Un paio di ore più tardi, dopo che l'esercito arrivato da poco ebbe completato l'accampamento in una zona più lontana dal cattivo odore, i soldati si adunarono per la cena, alla quale parteciparono anche diversi altri cavalieri di paesi differenti. C'erano molti Arvi, assimilati dai Pemry dall'inizio della guerra e molto numerosi, anche se in costante odio verso il feudo che li aveva sottomessi e trattati con disprezzo a causa delle ribellioni iniziali. Poi erano presenti anche altre casate minori, molte delle quali, sempre sotto il dominio dei Pemry, ad esempio c'erano i Delfi, gli Orrfera e gli Hurr. Questi ultimi, in effetti, erano parte di un feudo molto antico ma dalle origini sconosciute e non proprio nobili, molto probabilmente legato alle popolazioni barbare che vivevano sulle montagne al confine ovest con i Tenbri.

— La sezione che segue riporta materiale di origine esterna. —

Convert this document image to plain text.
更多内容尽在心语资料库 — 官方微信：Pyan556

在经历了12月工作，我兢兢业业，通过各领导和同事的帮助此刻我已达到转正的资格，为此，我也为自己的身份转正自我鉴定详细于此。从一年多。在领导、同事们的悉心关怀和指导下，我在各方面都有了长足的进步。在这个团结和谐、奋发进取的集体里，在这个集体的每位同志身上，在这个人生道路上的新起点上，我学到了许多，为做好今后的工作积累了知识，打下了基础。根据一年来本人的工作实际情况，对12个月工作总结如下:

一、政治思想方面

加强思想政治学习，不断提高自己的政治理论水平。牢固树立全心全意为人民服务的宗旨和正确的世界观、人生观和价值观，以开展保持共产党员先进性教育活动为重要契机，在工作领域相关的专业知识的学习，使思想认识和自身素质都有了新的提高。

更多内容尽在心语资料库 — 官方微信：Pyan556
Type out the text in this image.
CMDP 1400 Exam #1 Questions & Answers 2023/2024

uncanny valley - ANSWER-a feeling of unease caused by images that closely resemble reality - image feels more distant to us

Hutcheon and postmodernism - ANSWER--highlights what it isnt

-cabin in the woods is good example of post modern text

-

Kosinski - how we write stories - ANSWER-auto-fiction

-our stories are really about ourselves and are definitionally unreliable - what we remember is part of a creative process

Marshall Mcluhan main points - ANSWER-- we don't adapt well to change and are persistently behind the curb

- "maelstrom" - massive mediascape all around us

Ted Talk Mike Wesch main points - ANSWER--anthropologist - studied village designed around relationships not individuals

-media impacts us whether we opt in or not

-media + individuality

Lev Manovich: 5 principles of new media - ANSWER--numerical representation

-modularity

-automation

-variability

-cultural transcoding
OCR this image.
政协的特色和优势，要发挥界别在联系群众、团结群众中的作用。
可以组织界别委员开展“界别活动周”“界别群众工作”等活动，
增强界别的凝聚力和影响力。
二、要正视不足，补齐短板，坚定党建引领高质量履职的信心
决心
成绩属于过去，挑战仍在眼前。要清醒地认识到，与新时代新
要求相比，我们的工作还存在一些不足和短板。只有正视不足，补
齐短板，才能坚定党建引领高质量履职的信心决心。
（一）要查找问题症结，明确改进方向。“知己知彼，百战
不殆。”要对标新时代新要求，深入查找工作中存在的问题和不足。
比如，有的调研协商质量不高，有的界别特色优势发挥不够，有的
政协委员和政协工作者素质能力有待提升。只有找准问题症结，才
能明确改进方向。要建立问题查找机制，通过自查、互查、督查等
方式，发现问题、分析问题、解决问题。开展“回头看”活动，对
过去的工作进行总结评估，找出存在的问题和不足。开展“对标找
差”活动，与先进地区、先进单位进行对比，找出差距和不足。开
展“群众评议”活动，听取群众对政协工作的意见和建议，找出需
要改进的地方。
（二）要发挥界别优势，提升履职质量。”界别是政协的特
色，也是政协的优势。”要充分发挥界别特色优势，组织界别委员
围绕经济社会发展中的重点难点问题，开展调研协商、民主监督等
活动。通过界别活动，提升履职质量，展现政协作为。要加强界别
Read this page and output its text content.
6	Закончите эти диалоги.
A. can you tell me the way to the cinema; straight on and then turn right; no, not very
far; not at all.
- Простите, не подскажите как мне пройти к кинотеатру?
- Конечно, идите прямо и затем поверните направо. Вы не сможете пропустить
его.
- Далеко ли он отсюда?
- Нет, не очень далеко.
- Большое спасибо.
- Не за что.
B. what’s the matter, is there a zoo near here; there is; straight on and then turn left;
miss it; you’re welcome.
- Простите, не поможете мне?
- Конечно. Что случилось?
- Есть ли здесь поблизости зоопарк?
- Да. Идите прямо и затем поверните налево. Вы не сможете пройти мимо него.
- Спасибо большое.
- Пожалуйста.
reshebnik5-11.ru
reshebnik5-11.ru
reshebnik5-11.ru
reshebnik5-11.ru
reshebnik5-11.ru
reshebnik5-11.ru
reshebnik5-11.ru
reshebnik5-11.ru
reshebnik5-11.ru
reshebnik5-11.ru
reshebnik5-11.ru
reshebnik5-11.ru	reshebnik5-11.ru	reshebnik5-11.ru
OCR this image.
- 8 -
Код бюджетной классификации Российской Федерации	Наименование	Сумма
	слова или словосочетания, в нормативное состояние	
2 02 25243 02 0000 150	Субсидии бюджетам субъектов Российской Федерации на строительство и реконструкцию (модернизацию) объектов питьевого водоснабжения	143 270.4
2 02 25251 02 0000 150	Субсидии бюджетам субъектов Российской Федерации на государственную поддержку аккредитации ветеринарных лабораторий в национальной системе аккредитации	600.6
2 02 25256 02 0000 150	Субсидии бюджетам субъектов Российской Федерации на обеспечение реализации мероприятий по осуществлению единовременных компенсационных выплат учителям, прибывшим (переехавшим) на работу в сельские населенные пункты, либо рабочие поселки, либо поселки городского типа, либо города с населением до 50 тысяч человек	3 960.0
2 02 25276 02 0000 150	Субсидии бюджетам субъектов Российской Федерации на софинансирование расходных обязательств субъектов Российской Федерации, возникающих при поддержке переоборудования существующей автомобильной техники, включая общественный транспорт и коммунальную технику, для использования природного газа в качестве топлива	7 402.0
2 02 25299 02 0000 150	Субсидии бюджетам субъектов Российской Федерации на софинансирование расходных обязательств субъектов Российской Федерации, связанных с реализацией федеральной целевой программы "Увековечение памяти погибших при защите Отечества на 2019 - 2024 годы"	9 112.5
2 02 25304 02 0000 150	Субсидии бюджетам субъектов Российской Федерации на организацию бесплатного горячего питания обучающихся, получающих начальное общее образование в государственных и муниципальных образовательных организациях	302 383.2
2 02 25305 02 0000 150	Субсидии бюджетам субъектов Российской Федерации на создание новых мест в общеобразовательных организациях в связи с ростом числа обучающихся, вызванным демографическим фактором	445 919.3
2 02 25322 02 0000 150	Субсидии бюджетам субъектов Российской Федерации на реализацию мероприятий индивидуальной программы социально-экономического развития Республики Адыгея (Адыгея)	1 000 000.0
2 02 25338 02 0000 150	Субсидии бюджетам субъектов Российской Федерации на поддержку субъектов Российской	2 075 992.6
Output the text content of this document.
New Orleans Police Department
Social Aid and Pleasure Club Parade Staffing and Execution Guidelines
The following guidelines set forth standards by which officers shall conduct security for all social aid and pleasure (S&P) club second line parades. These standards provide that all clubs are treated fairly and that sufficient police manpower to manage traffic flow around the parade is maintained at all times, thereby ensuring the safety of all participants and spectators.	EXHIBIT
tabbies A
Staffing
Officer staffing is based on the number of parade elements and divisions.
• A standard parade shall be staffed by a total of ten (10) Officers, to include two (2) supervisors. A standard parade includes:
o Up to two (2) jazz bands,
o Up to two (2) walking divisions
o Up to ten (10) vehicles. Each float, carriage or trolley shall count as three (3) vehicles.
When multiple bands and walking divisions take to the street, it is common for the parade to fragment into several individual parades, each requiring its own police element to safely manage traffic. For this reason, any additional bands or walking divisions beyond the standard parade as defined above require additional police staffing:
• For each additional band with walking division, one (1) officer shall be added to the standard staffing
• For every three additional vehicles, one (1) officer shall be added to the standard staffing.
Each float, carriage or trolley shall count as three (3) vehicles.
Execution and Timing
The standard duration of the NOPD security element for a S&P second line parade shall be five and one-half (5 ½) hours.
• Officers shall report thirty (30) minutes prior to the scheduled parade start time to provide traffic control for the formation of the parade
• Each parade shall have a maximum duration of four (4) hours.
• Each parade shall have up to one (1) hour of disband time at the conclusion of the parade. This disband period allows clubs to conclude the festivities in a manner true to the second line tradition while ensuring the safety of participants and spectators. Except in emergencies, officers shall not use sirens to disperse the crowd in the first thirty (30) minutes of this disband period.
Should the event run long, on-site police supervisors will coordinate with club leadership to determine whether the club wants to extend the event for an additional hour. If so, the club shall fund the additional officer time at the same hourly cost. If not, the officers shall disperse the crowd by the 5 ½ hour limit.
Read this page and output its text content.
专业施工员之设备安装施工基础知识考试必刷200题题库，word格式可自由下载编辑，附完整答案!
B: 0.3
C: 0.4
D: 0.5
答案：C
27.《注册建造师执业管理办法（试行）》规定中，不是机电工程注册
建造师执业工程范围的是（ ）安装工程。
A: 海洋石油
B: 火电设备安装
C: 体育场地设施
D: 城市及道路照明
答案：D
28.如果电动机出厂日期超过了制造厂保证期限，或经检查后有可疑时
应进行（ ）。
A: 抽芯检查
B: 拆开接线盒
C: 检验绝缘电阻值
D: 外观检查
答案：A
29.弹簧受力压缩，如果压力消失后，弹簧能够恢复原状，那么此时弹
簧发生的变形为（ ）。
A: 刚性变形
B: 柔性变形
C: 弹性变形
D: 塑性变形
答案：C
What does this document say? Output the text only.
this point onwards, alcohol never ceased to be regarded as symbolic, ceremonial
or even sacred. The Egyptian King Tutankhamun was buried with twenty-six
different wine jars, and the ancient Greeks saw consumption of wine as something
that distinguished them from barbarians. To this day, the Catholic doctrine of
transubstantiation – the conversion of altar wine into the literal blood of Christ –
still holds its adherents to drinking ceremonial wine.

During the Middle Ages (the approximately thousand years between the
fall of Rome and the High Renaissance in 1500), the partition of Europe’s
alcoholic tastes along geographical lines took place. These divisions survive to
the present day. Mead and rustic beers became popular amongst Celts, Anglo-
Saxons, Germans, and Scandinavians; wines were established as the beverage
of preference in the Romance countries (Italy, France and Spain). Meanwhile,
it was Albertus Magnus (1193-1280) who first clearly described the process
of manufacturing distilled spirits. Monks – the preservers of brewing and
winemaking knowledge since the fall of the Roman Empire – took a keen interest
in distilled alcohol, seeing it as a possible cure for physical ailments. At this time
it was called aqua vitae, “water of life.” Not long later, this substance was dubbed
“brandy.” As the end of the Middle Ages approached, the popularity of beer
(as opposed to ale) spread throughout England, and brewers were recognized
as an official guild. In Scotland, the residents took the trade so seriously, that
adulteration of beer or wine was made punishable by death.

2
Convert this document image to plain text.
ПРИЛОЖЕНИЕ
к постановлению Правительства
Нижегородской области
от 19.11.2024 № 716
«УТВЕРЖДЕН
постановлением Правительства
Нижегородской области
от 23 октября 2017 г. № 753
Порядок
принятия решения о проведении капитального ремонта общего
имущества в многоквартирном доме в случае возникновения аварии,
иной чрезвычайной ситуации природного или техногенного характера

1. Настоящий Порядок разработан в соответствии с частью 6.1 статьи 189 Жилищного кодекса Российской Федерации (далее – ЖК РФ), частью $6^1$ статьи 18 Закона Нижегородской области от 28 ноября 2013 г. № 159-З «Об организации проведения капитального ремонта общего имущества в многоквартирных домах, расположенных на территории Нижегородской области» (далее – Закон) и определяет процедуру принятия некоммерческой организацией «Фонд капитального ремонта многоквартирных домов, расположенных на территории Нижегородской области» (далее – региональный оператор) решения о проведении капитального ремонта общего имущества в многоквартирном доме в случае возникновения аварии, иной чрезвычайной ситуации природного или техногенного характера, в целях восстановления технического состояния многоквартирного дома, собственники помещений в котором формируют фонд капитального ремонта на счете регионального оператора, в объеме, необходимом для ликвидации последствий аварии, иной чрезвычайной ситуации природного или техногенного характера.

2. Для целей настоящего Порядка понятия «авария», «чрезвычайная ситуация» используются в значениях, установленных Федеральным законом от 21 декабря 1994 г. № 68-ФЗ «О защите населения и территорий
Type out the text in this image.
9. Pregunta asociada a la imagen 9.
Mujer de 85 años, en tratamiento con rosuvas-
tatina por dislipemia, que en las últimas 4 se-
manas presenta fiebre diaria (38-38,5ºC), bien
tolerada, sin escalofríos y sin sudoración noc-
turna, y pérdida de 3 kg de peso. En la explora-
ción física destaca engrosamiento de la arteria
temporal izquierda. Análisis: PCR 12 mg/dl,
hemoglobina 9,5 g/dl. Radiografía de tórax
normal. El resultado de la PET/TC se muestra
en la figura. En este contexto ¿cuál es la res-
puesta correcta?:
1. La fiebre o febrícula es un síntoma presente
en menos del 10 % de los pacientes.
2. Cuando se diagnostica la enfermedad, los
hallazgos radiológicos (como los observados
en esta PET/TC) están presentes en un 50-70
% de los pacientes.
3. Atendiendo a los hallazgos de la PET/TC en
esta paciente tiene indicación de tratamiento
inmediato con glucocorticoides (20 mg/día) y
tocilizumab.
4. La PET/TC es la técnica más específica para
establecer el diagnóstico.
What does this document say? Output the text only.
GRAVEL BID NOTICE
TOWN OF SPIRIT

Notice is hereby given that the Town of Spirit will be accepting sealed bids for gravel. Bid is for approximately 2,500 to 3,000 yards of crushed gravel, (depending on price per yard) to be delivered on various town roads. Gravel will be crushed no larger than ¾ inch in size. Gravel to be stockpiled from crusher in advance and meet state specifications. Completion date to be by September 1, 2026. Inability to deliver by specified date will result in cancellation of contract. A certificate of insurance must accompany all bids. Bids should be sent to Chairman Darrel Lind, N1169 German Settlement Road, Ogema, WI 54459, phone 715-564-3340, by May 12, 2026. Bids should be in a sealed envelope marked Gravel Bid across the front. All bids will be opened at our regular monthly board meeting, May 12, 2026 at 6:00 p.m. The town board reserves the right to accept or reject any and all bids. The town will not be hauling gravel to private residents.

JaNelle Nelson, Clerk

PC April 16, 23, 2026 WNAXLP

I militari di altri accampamenti si erano uniti ai nuovi arrivati per la quantità di viveri e acqua incontaminata presente, portando così il fetore anche in quella postazione.
"Finirò presto col vomitare, di questo passo..." mormorò Jirk mentre trangugiava un boccone di minestra e pane, affiancato dall'amico Eonas.
"Ma guardali, stanno spazzolando via tutto" osservò lo scudiero, un po' irritato da quel fatto.
Anche gli ufficiali, molti dei quali erano abituato a mangiare per conto loro o, comunque, lontani dai soldati semplici, trovarono disdicevole quel comportamento da parte degli alleati e alcuni di loro andarono a lamentarsi dal capitano.
"Allora? Hai deciso di farmi sboccare, cugino? Non ti danno ribrezzo questi... esseri?!" sbottò Rion sperando che il parente facesse qualcosa.
"Fidati che tra qualche giorno saremo tutti ridotti allo stesso modo, e anche tu spererai di poter partecipare a qualche cena da parte di rinforzi. Non ti preoccupare per il cibo e l'acqua, ho posto le guardie più fidate a controllare i carri" rispose Rart che, dal canto suo, era tentato di scacciare via gli ospiti indesiderati.
Le bistecche erano sopra una brace, insieme al poco pesce salato e speziato e molte verdure e formaggi si trovavano su di un piccolo e basso tavolo in legno, dentro a vassoi e contenitori di ogni dimensione. Anche il vino, l'acqua e gli alcolici erano sistemati sul tavolino al centro esatto dell'accampamento, dove centinaia di uomini brindavano con liquori a tutto andare, per cercare di dimenticare che si trovavano in quel luogo, con quella puzza.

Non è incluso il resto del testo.